Add Gustav to McCain's challenges

Now it's the Republican's turn to frame the election according to his terms

Election 2008

August 31, 2008|By Paul West | Paul West,

St. Paul, Minn. - Nothing ever seems to come easily for John McCain.

Last year at this time, his Straight Talk bus was running on fumes, and there were predictions that he'd soon be out of the presidential race. Now, just as he's about to claim his party's nomination - a prize he began pursuing almost a decade ago -natural disaster looms.

A major hurricane is threatening to disrupt McCain's plans to use this week's Republican Party convention to promote his reputation for independent thinking, reinforce his call for reform and assail his Democratic rival.

The storm bearing down on the Gulf Coast could hardly come at a worse time. Regardless of where it strikes, nature has reminded the country of the greatest domestic failure of George W. Bush's presidency: the tragically hapless federal government response to Hurricane Katrina.

"The original maverick," as McCain's campaign ads brand him, lived up to that moniker Friday when he unexpectedly chose Sarah Palin, an obscure but energetic first-term governor of Alaska, for vice president. He called her part of his plan to "shake up Washington" and its politics of "me first and country second."

By choosing a social conservative, McCain may already have achieved one of his top convention goals: firing up the party base, including Christian conservatives, who were valuable foot soldiers in Bush's 2004 re-election.

One of McCain's biggest political problems has been a lack of enthusiasm among conservative Republicans, many of whom supported other candidates in the primaries and remain unconvinced that McCain shares their beliefs. He was booed at a conference of conservative activists last winter.

"He's shown his independence," said Chris Henick, a Republican strategist. "The question now is, has he refreshed the party?"

Another challenge: the age issue. At 72, McCain would be the oldest man ever to assume the presidency.

Picking the 44-year-old Palin - an avid distance runner and mother of five - instantly gave his ticket a more youthful aspect. Attractive images of a beaming McCain with the photogenic governor, a former beauty queen, graced TV screens and newspaper front pages this weekend.

McCain's and Palin's acceptance speeches are this week's main events. They may have a hard time drawing a TV audience that approaches the 40 million who saw Obama address an outdoor spectacle complete with fireworks.

The Democrats' successful convention boosted Obama to an eight-point national lead, according to the latest Gallup tracking poll, and made the Republican sequel that much more important.

Going into the back-to-back conventions, McCain had pulled into a tie with Obama - overcoming what polls show is a decided Democratic advantage this year, because of the sour economy and Bush's unpopularity. The closeness of the contest left some Democrats in Denver pessimistic about their ticket's prospects in November.

Strategists in both parties credited McCain's tough tactics over the past six weeks for making the race closer than expected. Obama's Senate colleague from Illinois, Richard J. Durbin, compared McCain's summer success to a 12-0 run in a basketball game.
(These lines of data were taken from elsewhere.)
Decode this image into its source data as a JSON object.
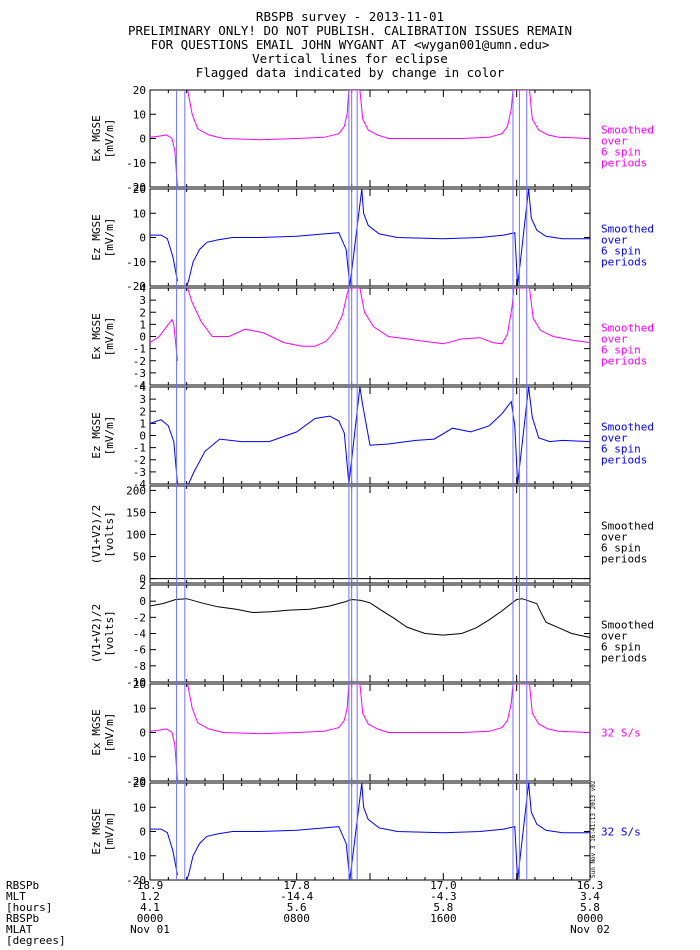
{
  "header": {
    "title": "RBSPB survey - 2013-11-01",
    "line2": "PRELIMINARY ONLY! DO NOT PUBLISH. CALIBRATION ISSUES REMAIN",
    "line3": "FOR QUESTIONS EMAIL JOHN WYGANT AT <wygan001@umn.edu>",
    "line4": "Vertical lines for eclipse",
    "line5": "Flagged data indicated by change in color"
  },
  "colors": {
    "magenta": "#ff00ff",
    "blue": "#0000ff",
    "black": "#000000",
    "eclipse": "#7070ff"
  },
  "eclipse_hours": [
    1.45,
    1.9,
    10.85,
    11.0,
    11.3,
    19.8,
    20.15,
    20.55
  ],
  "side_stamp": "Sun Nov 3 16:41:13 2013 v02",
  "chart_data": [
    {
      "type": "line",
      "id": "p1",
      "ylabel": "Ex MGSE",
      "yunit": "[mV/m]",
      "ylim": [
        -20,
        20
      ],
      "yticks": [
        -20,
        -10,
        0,
        10,
        20
      ],
      "color": "#ff00ff",
      "note": [
        "Smoothed",
        "over",
        "6 spin",
        "periods"
      ],
      "x": [
        0,
        0.5,
        0.9,
        1.2,
        1.35,
        1.5,
        1.6,
        2.05,
        2.3,
        2.6,
        3.2,
        4,
        6,
        8,
        9.5,
        10.3,
        10.6,
        10.75,
        10.85,
        11.45,
        11.6,
        11.9,
        12.4,
        13,
        15,
        17,
        18.5,
        19.2,
        19.5,
        19.7,
        19.8,
        20.7,
        20.85,
        21.2,
        21.7,
        22.3,
        24
      ],
      "y": [
        0.5,
        1,
        1.5,
        0,
        -5,
        -20,
        null,
        20,
        10,
        4,
        1.5,
        0,
        -0.5,
        0,
        0.5,
        2,
        5,
        10,
        20,
        20,
        8,
        3.5,
        1.5,
        0,
        0,
        0,
        0.5,
        2,
        5,
        12,
        20,
        20,
        8,
        3.5,
        1.5,
        0.5,
        0
      ]
    },
    {
      "type": "line",
      "id": "p2",
      "ylabel": "Ez MGSE",
      "yunit": "[mV/m]",
      "ylim": [
        -20,
        20
      ],
      "yticks": [
        -20,
        -10,
        0,
        10,
        20
      ],
      "color": "#0000ff",
      "note": [
        "Smoothed",
        "over",
        "6 spin",
        "periods"
      ],
      "x": [
        0,
        0.6,
        0.95,
        1.25,
        1.5,
        1.65,
        2.0,
        2.1,
        2.35,
        2.7,
        3.1,
        3.7,
        4.5,
        6,
        8,
        9.5,
        10.3,
        10.7,
        10.9,
        11.55,
        11.65,
        11.9,
        12.5,
        13.5,
        16,
        18,
        19.3,
        19.9,
        20.05,
        20.65,
        20.8,
        21.1,
        21.6,
        22.5,
        24
      ],
      "y": [
        1,
        1,
        -0.5,
        -8,
        -18,
        null,
        -20,
        -18,
        -10,
        -5,
        -2,
        -1,
        0,
        0,
        0.5,
        1.5,
        2,
        -5,
        -20,
        20,
        10,
        5,
        1.5,
        0,
        -0.5,
        0,
        1,
        2,
        -20,
        20,
        8,
        3,
        0.5,
        -0.5,
        -0.5
      ]
    },
    {
      "type": "line",
      "id": "p3",
      "ylabel": "Ex MGSE",
      "yunit": "[mV/m]",
      "ylim": [
        -4,
        4
      ],
      "yticks": [
        -4,
        -3,
        -2,
        -1,
        0,
        1,
        2,
        3,
        4
      ],
      "color": "#ff00ff",
      "note": [
        "Smoothed",
        "over",
        "6 spin",
        "periods"
      ],
      "x": [
        0,
        0.5,
        0.9,
        1.2,
        1.3,
        1.5,
        1.6,
        2.05,
        2.3,
        2.8,
        3.4,
        4.3,
        5.2,
        6.2,
        7.3,
        8.3,
        9.0,
        9.6,
        10.1,
        10.5,
        10.75,
        10.85,
        11.45,
        11.7,
        12.2,
        13,
        14,
        15,
        16,
        17,
        18,
        18.7,
        19.2,
        19.5,
        19.75,
        19.85,
        20.7,
        20.9,
        21.3,
        22,
        23,
        24
      ],
      "y": [
        -0.5,
        0,
        0.8,
        1.4,
        1,
        -2,
        null,
        4,
        2.8,
        1.2,
        0,
        0,
        0.6,
        0.3,
        -0.5,
        -0.8,
        -0.8,
        -0.4,
        0.5,
        1.8,
        3.5,
        4,
        4,
        2,
        0.8,
        0,
        -0.2,
        -0.4,
        -0.6,
        -0.2,
        -0.1,
        -0.5,
        -0.6,
        0.2,
        2.5,
        4,
        4,
        1.5,
        0.5,
        0,
        -0.3,
        -0.5
      ]
    },
    {
      "type": "line",
      "id": "p4",
      "ylabel": "Ez MGSE",
      "yunit": "[mV/m]",
      "ylim": [
        -4,
        4
      ],
      "yticks": [
        -4,
        -3,
        -2,
        -1,
        0,
        1,
        2,
        3,
        4
      ],
      "color": "#0000ff",
      "note": [
        "Smoothed",
        "over",
        "6 spin",
        "periods"
      ],
      "x": [
        0,
        0.6,
        1.0,
        1.3,
        1.5,
        1.65,
        2.1,
        2.4,
        3.0,
        3.8,
        5,
        6.5,
        8,
        9.0,
        9.8,
        10.3,
        10.6,
        10.85,
        11.45,
        11.6,
        12,
        13,
        14.5,
        15.5,
        16.5,
        17.5,
        18.5,
        19.2,
        19.7,
        19.9,
        20.05,
        20.65,
        20.85,
        21.2,
        21.8,
        22.5,
        24
      ],
      "y": [
        1,
        1.3,
        0.8,
        -0.5,
        -4,
        null,
        -4,
        -3,
        -1.3,
        -0.3,
        -0.5,
        -0.5,
        0.3,
        1.4,
        1.6,
        1.2,
        0.2,
        -4,
        4,
        2.5,
        -0.8,
        -0.7,
        -0.4,
        -0.3,
        0.6,
        0.3,
        0.8,
        1.8,
        2.8,
        0.8,
        -4,
        4,
        1.5,
        -0.2,
        -0.5,
        -0.4,
        -0.5
      ]
    },
    {
      "type": "line",
      "id": "p5",
      "ylabel": "(V1+V2)/2",
      "yunit": "[volts]",
      "ylim": [
        -10,
        210
      ],
      "yticks": [
        0,
        50,
        100,
        150,
        200
      ],
      "color": "#000000",
      "note": [
        "Smoothed",
        "over",
        "6 spin",
        "periods"
      ],
      "x": [
        0,
        24
      ],
      "y": [
        0,
        0
      ]
    },
    {
      "type": "line",
      "id": "p6",
      "ylabel": "(V1+V2)/2",
      "yunit": "[volts]",
      "ylim": [
        -10,
        2
      ],
      "yticks": [
        -10,
        -8,
        -6,
        -4,
        -2,
        0,
        2
      ],
      "color": "#000000",
      "note": [
        "Smoothed",
        "over",
        "6 spin",
        "periods"
      ],
      "x": [
        0,
        0.7,
        1.4,
        2,
        2.8,
        3.7,
        4.7,
        5.6,
        6.6,
        7.6,
        8.7,
        9.8,
        10.6,
        11.0,
        11.5,
        12,
        12.6,
        13.3,
        14,
        15,
        16,
        17,
        17.8,
        18.5,
        19.2,
        19.7,
        20.0,
        20.3,
        20.7,
        21.1,
        21.3,
        21.6,
        22.3,
        23,
        24
      ],
      "y": [
        -0.6,
        -0.3,
        0.2,
        0.3,
        -0.2,
        -0.7,
        -1,
        -1.4,
        -1.3,
        -1.1,
        -1,
        -0.6,
        -0.1,
        0.2,
        0.1,
        -0.2,
        -1.1,
        -2.1,
        -3.2,
        -4,
        -4.2,
        -4,
        -3.3,
        -2.3,
        -1.2,
        -0.3,
        0.2,
        0.3,
        0,
        -0.3,
        -1.3,
        -2.6,
        -3.3,
        -4,
        -4.5
      ]
    },
    {
      "type": "line",
      "id": "p7",
      "ylabel": "Ex MGSE",
      "yunit": "[mV/m]",
      "ylim": [
        -20,
        20
      ],
      "yticks": [
        -20,
        -10,
        0,
        10,
        20
      ],
      "color": "#ff00ff",
      "note": [
        "32 S/s"
      ],
      "x": [
        0,
        0.5,
        0.9,
        1.2,
        1.35,
        1.5,
        1.6,
        2.05,
        2.3,
        2.6,
        3.2,
        4,
        6,
        8,
        9.5,
        10.3,
        10.6,
        10.75,
        10.85,
        11.45,
        11.6,
        11.9,
        12.4,
        13,
        15,
        17,
        18.5,
        19.2,
        19.5,
        19.7,
        19.8,
        20.7,
        20.85,
        21.2,
        21.7,
        22.3,
        24
      ],
      "y": [
        0.5,
        1,
        1.5,
        0,
        -5,
        -20,
        null,
        20,
        10,
        4,
        1.5,
        0,
        -0.5,
        0,
        0.5,
        2,
        5,
        10,
        20,
        20,
        8,
        3.5,
        1.5,
        0,
        0,
        0,
        0.5,
        2,
        5,
        12,
        20,
        20,
        8,
        3.5,
        1.5,
        0.5,
        0
      ]
    },
    {
      "type": "line",
      "id": "p8",
      "ylabel": "Ez MGSE",
      "yunit": "[mV/m]",
      "ylim": [
        -20,
        20
      ],
      "yticks": [
        -20,
        -10,
        0,
        10,
        20
      ],
      "color": "#0000ff",
      "note": [
        "32 S/s"
      ],
      "x": [
        0,
        0.6,
        0.95,
        1.25,
        1.5,
        1.65,
        2.0,
        2.1,
        2.35,
        2.7,
        3.1,
        3.7,
        4.5,
        6,
        8,
        9.5,
        10.3,
        10.7,
        10.9,
        11.55,
        11.65,
        11.9,
        12.5,
        13.5,
        16,
        18,
        19.3,
        19.9,
        20.05,
        20.65,
        20.8,
        21.1,
        21.6,
        22.5,
        24
      ],
      "y": [
        1,
        1,
        -0.5,
        -8,
        -18,
        null,
        -20,
        -18,
        -10,
        -5,
        -2,
        -1,
        0,
        0,
        0.5,
        1.5,
        2,
        -5,
        -20,
        20,
        10,
        5,
        1.5,
        0,
        -0.5,
        0,
        1,
        2,
        -20,
        20,
        8,
        3,
        0.5,
        -0.5,
        -0.5
      ]
    }
  ],
  "time_axis": {
    "row_labels": [
      "RBSPb",
      "MLT",
      "[hours]",
      "RBSPb",
      "MLAT",
      "[degrees]"
    ],
    "columns": [
      {
        "hour": 0,
        "values": [
          "18.9",
          "1.2",
          "4.1",
          "0000",
          "Nov 01"
        ]
      },
      {
        "hour": 8,
        "values": [
          "17.8",
          "-14.4",
          "5.6",
          "0800",
          ""
        ]
      },
      {
        "hour": 16,
        "values": [
          "17.0",
          "-4.3",
          "5.8",
          "1600",
          ""
        ]
      },
      {
        "hour": 24,
        "values": [
          "16.3",
          "3.4",
          "5.8",
          "0000",
          "Nov 02"
        ]
      }
    ]
  }
}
Republicans are hoping for a similar run this week. Conventions offer presidential candidates a unique opportunity to deliver carefully scripted messages to a national audience, and this is McCain's turn to have his say.

The Arizona senator would like to frame the election around the question of who is best prepared to lead the country. Democrats want it to be a referendum on Bush's presidency and portray McCain, who supported Bush's agenda at least 90 percent of the time on congressional votes, as more of the same.

"McCain needs to continue to make the case that he is ready to lead and Barack Obama is not. That is the essential definition of this election," said Whit Ayres, a Republican pollster. "It can never be mean or angry, but John McCain is now beautifully set up to continue his fundamental message, which is: The world is a dangerous place. Put somebody in charge who knows what he's doing."

Scott Reed, a Republican consultant from Annapolis, said McCain "needs the convention to really stick it to Obama, because Obama is still more undefined than people think, and voters are showing they are nervous about him." He said that McCain also needs to present a forward-looking agenda, "what a McCain presidency would look like."

First, though, Republicans must pass the baton from their current president to the man they hope will take his place.

The Bush-McCain history is a complicated one. McCain was Bush's toughest foe in the 2000 primaries, and he bucked the president by becoming one of the few Republicans to vote against Bush's signature tax cut plan. In 2004, however, McCain embraced Bush's re-election with considerable ardor.